Kürtlerin kendi özgürlükleri için artık hiçbir bedelden kaçınmayacağının altını çizen Zeynep sözlerine şöyle devam etti: "Bu uğurda yüzlerce mazlum artık en ön cephelerde yeni yaşamın yolunda hayatlarını feda edeceklerdi. Bu eylem Kürt halk mücadelesine büyük bir güç ve moral kazandırdı ve bugüne kadar kazandırmaktadır. Bunu her gün görebilmekteyiz.

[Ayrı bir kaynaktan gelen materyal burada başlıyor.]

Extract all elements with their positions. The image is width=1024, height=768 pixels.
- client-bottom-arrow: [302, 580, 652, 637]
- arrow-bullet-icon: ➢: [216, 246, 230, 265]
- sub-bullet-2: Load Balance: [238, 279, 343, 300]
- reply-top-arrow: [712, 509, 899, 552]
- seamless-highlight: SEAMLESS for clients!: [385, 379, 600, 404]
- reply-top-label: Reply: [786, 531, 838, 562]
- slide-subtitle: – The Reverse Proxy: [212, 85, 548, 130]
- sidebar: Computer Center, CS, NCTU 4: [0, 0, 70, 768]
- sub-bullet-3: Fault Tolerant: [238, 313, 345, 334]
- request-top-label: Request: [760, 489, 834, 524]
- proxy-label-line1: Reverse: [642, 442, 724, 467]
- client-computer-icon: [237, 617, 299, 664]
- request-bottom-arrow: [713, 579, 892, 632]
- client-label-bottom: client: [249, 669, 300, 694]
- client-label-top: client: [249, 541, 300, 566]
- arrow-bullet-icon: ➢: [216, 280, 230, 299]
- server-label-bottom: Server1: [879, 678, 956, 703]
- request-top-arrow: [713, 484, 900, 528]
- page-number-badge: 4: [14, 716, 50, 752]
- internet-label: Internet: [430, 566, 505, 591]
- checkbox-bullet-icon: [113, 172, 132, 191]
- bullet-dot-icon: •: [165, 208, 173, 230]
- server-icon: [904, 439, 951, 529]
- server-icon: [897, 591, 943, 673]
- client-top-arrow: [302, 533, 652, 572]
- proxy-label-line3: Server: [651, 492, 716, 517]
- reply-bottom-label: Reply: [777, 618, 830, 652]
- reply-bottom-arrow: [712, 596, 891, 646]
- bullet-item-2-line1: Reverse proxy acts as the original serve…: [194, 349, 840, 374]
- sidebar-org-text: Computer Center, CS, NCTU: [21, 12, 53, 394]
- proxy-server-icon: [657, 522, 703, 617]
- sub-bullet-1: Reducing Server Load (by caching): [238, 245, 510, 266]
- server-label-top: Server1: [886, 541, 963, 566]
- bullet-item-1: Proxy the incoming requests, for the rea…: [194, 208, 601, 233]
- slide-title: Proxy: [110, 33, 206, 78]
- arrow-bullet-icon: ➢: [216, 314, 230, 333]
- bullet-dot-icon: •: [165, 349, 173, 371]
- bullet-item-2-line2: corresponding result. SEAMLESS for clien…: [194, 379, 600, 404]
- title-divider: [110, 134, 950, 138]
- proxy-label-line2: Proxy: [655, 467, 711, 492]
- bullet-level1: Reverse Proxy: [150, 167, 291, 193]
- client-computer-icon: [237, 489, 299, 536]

Özellikle en son Cizre'nin direniş önderi Mehmet Tunç'un televizyonlara yansıyan son konuşmasında 'Biz Kemallerin, Hayrilerin, Mazlumların ardıllarıyız bu zulüm bitinceye kadar direniş çizgisinden geri adım atılmayacak, bu yolda teslimiyete yer yoktur. Kalanlar bizimle gurur duysunlar.' Bu cümlelerin ruhunda bir geleneğin mirası gizlidir ve bizim için gurur kaynağıdır çünkü Mazlumlardan, Mehmetlere kadar bu direnişte özgürlüğün umudu saklıdır."

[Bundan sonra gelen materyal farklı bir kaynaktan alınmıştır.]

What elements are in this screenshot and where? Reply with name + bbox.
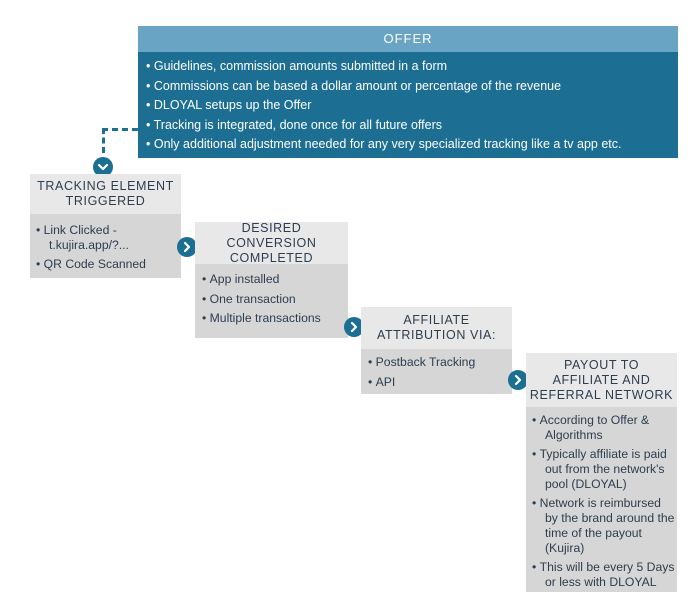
list-item: • QR Code Scanned (36, 257, 146, 271)
step-title-line: DESIRED CONVERSION (226, 220, 317, 250)
offer-box: OFFER • Guidelines, commission amounts s… (138, 26, 678, 158)
offer-title: OFFER (138, 26, 678, 52)
list-item-line: Network is reimbursed (539, 496, 661, 510)
step-title-line: TRACKING ELEMENT (37, 179, 174, 193)
list-item: • Typically affiliate is paid out from t… (532, 447, 667, 491)
step-title-line: AFFILIATE (403, 313, 470, 327)
list-item-line: time of the payout (545, 526, 642, 540)
step-payout-body: • According to Offer & Algorithms • Typi… (526, 407, 677, 592)
list-item: • Postback Tracking (368, 355, 476, 369)
list-item: • API (368, 374, 396, 389)
step-title-line: PAYOUT TO (563, 357, 640, 372)
list-item: • Network is reimbursed by the brand aro… (532, 496, 675, 555)
chevron-right-icon (350, 321, 358, 333)
step-payout-title: PAYOUT TO AFFILIATE AND REFERRAL NETWORK (526, 353, 677, 407)
chevron-right-button (508, 370, 528, 390)
list-item: • Multiple transactions (202, 311, 321, 325)
step-title-line: TRIGGERED (65, 194, 146, 208)
step-attribution-title: AFFILIATE ATTRIBUTION VIA: (361, 307, 512, 349)
list-item-line: Postback Tracking (375, 355, 476, 369)
offer-item: • DLOYAL setups up the Offer (146, 98, 312, 113)
offer-item: • Tracking is integrated, done once for … (146, 117, 442, 132)
step-title-line: AFFILIATE AND (552, 372, 651, 387)
list-item-line: Link Clicked - (43, 223, 117, 237)
chevron-right-button (177, 237, 197, 257)
offer-item: • Commissions can be based a dollar amou… (146, 78, 562, 93)
list-item: • One transaction (202, 291, 296, 306)
offer-item-text: Tracking is integrated, done once for al… (153, 117, 442, 132)
list-item-line: API (375, 374, 396, 389)
list-item-line: by the brand around the (545, 511, 675, 525)
list-item-line: (Kujira) (545, 541, 585, 555)
step-title-line: ATTRIBUTION VIA: (376, 328, 497, 342)
chevron-right-icon (183, 241, 191, 253)
step-title-line: COMPLETED (229, 250, 314, 265)
list-item: • According to Offer & Algorithms (532, 413, 650, 442)
step-tracking-body: • Link Clicked - t.kujira.app/?... • QR … (30, 214, 181, 278)
list-item-line: This will be every 5 Days (539, 560, 675, 574)
list-item: • Link Clicked - t.kujira.app/?... (36, 223, 129, 252)
offer-connector-horizontal (102, 128, 138, 131)
offer-item-text: Commissions can be based a dollar amount… (153, 78, 562, 93)
list-item-line: t.kujira.app/?... (49, 238, 129, 252)
list-item-line: or less with DLOYAL (545, 575, 657, 589)
chevron-down-button (93, 157, 113, 177)
offer-connector-vertical (102, 128, 105, 153)
list-item-line: One transaction (209, 291, 296, 306)
list-item: • This will be every 5 Days or less with… (532, 560, 675, 589)
chevron-right-button (344, 317, 364, 337)
step-tracking-title: TRACKING ELEMENT TRIGGERED (30, 174, 181, 214)
list-item-line: Multiple transactions (209, 311, 321, 325)
list-item-line: pool (DLOYAL) (545, 477, 627, 491)
step-conversion-body: • App installed • One transaction • Mult… (195, 264, 348, 338)
list-item-line: Typically affiliate is paid (539, 447, 667, 461)
chevron-right-icon (514, 374, 522, 386)
offer-item-text: Guidelines, commission amounts submitted… (153, 59, 448, 73)
list-item: • App installed (202, 272, 280, 286)
list-item-line: According to Offer & (539, 413, 650, 427)
offer-item-text: DLOYAL setups up the Offer (153, 98, 312, 113)
offer-item: • Guidelines, commission amounts submitt… (146, 59, 448, 73)
list-item-line: QR Code Scanned (43, 257, 146, 271)
offer-item: • Only additional adjustment needed for … (146, 137, 622, 152)
step-attribution-body: • Postback Tracking • API (361, 349, 512, 394)
offer-list: • Guidelines, commission amounts submitt… (138, 52, 678, 155)
list-item-line: out from the network's (545, 462, 665, 476)
list-item-line: Algorithms (545, 428, 603, 442)
chevron-down-icon (97, 163, 109, 171)
list-item-line: App installed (209, 272, 280, 286)
step-conversion-title: DESIRED CONVERSION COMPLETED (195, 220, 348, 265)
step-title-line: REFERRAL NETWORK (529, 387, 674, 402)
offer-item-text: Only additional adjustment needed for an… (153, 137, 622, 152)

'Kürt kadınları her zaman Newroz'un sembolleri oldu'

Cizre ve Nusaybin'de 1992 yılında Newroz kutlamak isteyen halka uygulanan vahşete değinen Zeynep, Cizre ve Nusaybin'in bugün olduğu gibi geçmişte de serhildan kaleleri olduğunu ve zorbalar için hep kabus olduğunu bu yüzden devletin tüm vahşiliği ile halka yöneldiğini ve katliam gerçekleştirdiğini kaydetti. Zeynep, "Sonrasında ise Türkiye metropollerinde Newroz serhildan oldu ve direniş geleneği tüm yürekleri sardı. Kürt kadını her zaman ve her biçimde Newroz'un sembolleri oldu. Kadınlar her zaman Newrozların en önünde oldular. Çünkü kadınlar da halklar gibi kölelik zincirlerinden kurtulmak için Newroz'un özgürleştirici ateşine koşarlar. O yüzden baharın gelişi ve Newroz ateşleri en çok kadınları heyecanlandırır ve coşturur. Bu nedenle isyanı büyüktür her biçimde kendini ifade etmek ister en çokta bedenini o siper eder. Tıpkı bu gün Cizre'deki, Silopi'deki, Sur'daki anaların önde olduğu gibi. Bu nedenle Newroz kadındır yeniliktir, yaşamdır, varoluş ve var edendir, özgürlüktür ve bu uğurda baharın direnişidir. Zekiye'den Rahşan'a, Berivan'dan Ronahi'ye ve bugüne kadar Mart ayının sembolleri giderek çoğalmaktadır" diye belirtti.

'Bu ateş hiç sönmeyecek'

Şimdi verilen mücadelenin varlığını koruma ve özgürlüğünü sağlama savaşı olduğunu, bu sürecin her zamankinden daha şiddetli geçtiğini, despotların egemenliklerini kaybetme korkusuyla adeta çıldırmışçasına, her şeyi ateşe verdiklerini dile getiren Zeynep son olarak şu ifadelerde bulundu: "Kürdistan'ın bugün her şeyini yakıp yıkmak tamda bu korku zihniyetinden kaynaklanır ve her yeri virane eder. Böyle yaparak iktidarını kalıcı kılmayı düşlerken aslında kendi sonunu getirir. Dehak ve Saddamların sonu böyle gelmişti, bu hakikatten yola çıkarak tarihi mücadele ruhu bu Newroz'da da kendini bir daha kesinleştirecek, 21 Mart'tan, 28 Mart'a kadar bir direniş köprüsü, Mazlum'dan Agit'e zindanlarda, şehirlerde, dağlarda her yerde özgür yaşamda ısrar ateşi yakılacak ve varlığını özgürleştirinceye dek sönmeyecek. AKP faşist rejimine ve çağdaş Dehak Erdoğan'a karşı tüm demokratik güçler, devrimin ruhu gençler, her renkten tüm kadınlar ve özgürlüğün doğurucusu analar, yeni günü, eşit ve özgür geleceği bekleyen tüm halklar hep beraber direnişe geçmeli umutla, inançla, ısrar ve kararlılıkla dünyamızı yeniden birlikte yaratmanın mücadelesini yükseltmeli. Bu vesileyle başta barış kardeşlik ve özgürlük Newrozlarının mimarı Önder Apo' ya ve tüm kadın, genç ve halklara kutlu olsun."